Les années suivantes,
le ravitaillement japonais pour les unités
engagées en direction de la Birmanie et
de l'Inde transite par les ports et les
voies de chemin de fer indochinois. Les
appareils du général Chennault conduisent
leurs premières attaques depuis la Chine
en bombardant Haiphong et Hongay. Devant
l'accroissement des opérations alliées,
les forces françaises se retrouvent rapidement
en situation de cobelligérance. 700 postes
de guet surveillent les incursions alliées
au profit des Japonais. Les batteries antiaériennes
et les rares avions encore en état de voler
sont engagés avec une efficacité toute
relative. Première concernée, l'aviation
française doit se tourner vers le Japon
pour obtenir certains matériels mais les
occupants exigent en retour un soutien
sans failles.

L'Indochine
occupe une position stratégique pour les opérations
japonaises
contre la Chine et en direction de l'Inde
Cette
situation puis la mise en place du gouvernement provisoire du
général de Gaulle conduisent certains militaires à choisir la
voie de la résistance.

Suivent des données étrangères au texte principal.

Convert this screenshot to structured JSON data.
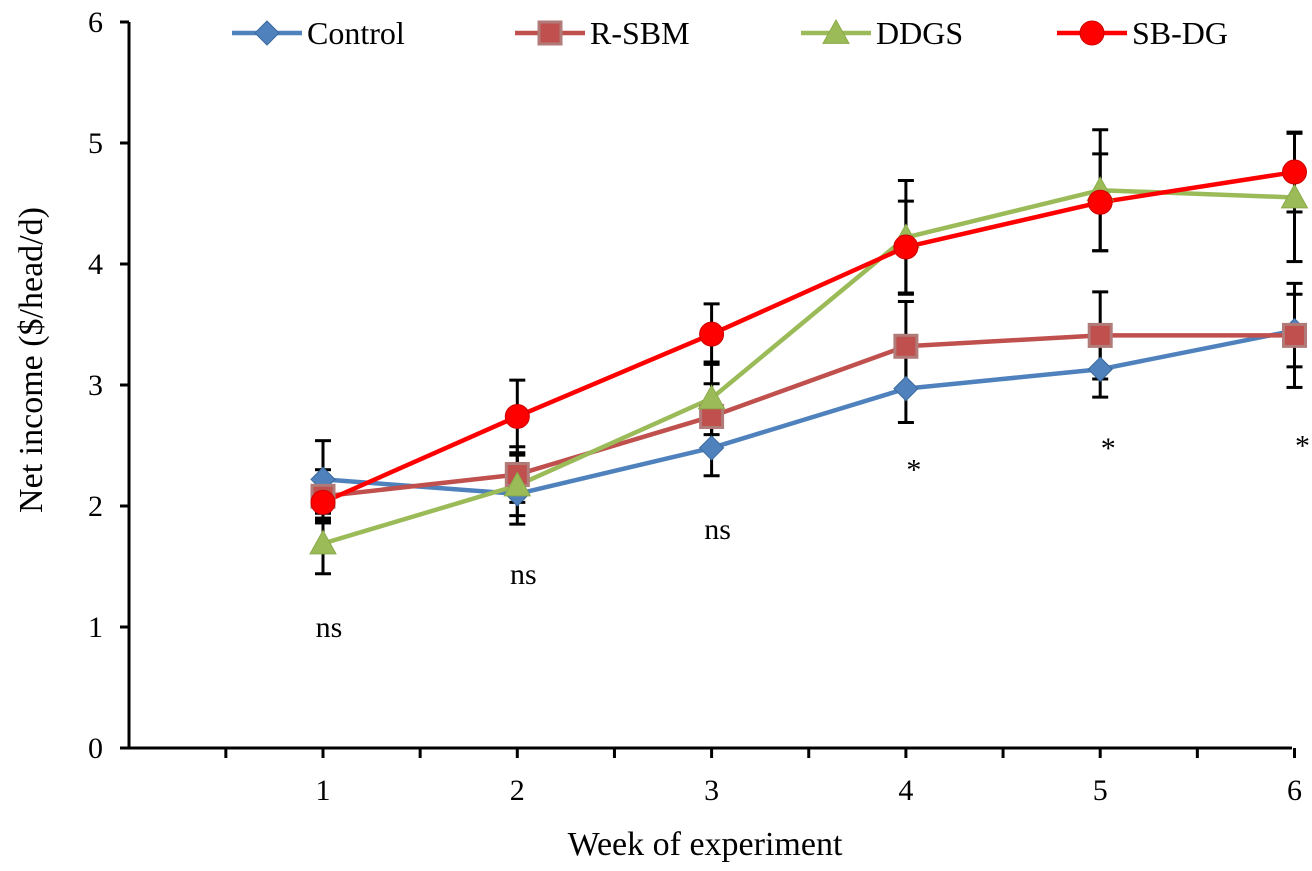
{
  "chart_data": {
    "type": "line",
    "title": "",
    "xlabel": "Week of experiment",
    "ylabel": "Net income ($/head/d)",
    "x": [
      1,
      2,
      3,
      4,
      5,
      6
    ],
    "x_tick_labels": [
      "1",
      "2",
      "3",
      "4",
      "5",
      "6"
    ],
    "ylim": [
      0,
      6
    ],
    "y_ticks": [
      0,
      1,
      2,
      3,
      4,
      5,
      6
    ],
    "y_tick_labels": [
      "0",
      "1",
      "2",
      "3",
      "4",
      "5",
      "6"
    ],
    "grid": false,
    "legend_position": "top",
    "series": [
      {
        "name": "Control",
        "color": "#4F81BD",
        "marker": "diamond",
        "values": [
          2.22,
          2.1,
          2.48,
          2.97,
          3.13,
          3.45
        ],
        "error": [
          0.32,
          0.25,
          0.23,
          0.28,
          0.23,
          0.3
        ]
      },
      {
        "name": "R-SBM",
        "color": "#C0504D",
        "marker": "square",
        "values": [
          2.08,
          2.26,
          2.74,
          3.32,
          3.41,
          3.41
        ],
        "error": [
          0.22,
          0.23,
          0.27,
          0.37,
          0.36,
          0.43
        ]
      },
      {
        "name": "DDGS",
        "color": "#9BBB59",
        "marker": "triangle",
        "values": [
          1.69,
          2.17,
          2.89,
          4.22,
          4.61,
          4.55
        ],
        "error": [
          0.25,
          0.25,
          0.3,
          0.47,
          0.5,
          0.53
        ]
      },
      {
        "name": "SB-DG",
        "color": "#FF0000",
        "marker": "circle",
        "values": [
          2.03,
          2.74,
          3.42,
          4.14,
          4.51,
          4.76
        ],
        "error": [
          0.15,
          0.3,
          0.25,
          0.38,
          0.4,
          0.33
        ]
      }
    ],
    "annotations": [
      {
        "x": 1,
        "y": 1.0,
        "text": "ns"
      },
      {
        "x": 2,
        "y": 1.44,
        "text": "ns"
      },
      {
        "x": 3,
        "y": 1.81,
        "text": "ns"
      },
      {
        "x": 4,
        "y": 2.3,
        "text": "*"
      },
      {
        "x": 5,
        "y": 2.48,
        "text": "*"
      },
      {
        "x": 6,
        "y": 2.5,
        "text": "*"
      }
    ]
  }
}
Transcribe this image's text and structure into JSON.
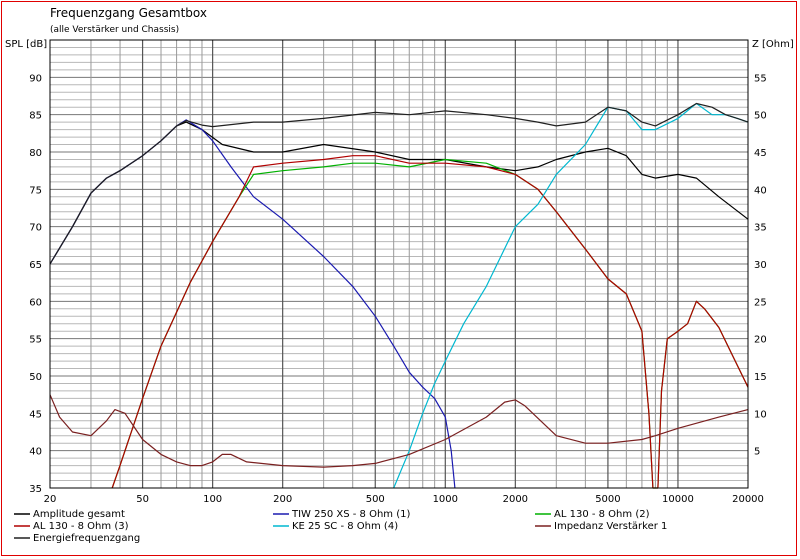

Un réseau de renseignement se met en place
et reçoit le soutien de Français Libres installés en Chine mais
sa valeur dépend essentiellement de la poursuite de la collaboration
avec les Japonais. L'Indochine reste le seul territoire français
ou perdure l'administration de Vichy. Mais le risque croissant
d'une intervention japonaise ou alliée nécessite des mesures
plus importantes. Le 29 février 1944, le général de Gaulle contacte
en secret le général Mordant, commandant des troupes françaises
en Indochine, et reprend le contrôle de l'Indochine sans en informer
l'amiral Decoux. Les forces françaises entrent désormais plus
activement dans la résistance.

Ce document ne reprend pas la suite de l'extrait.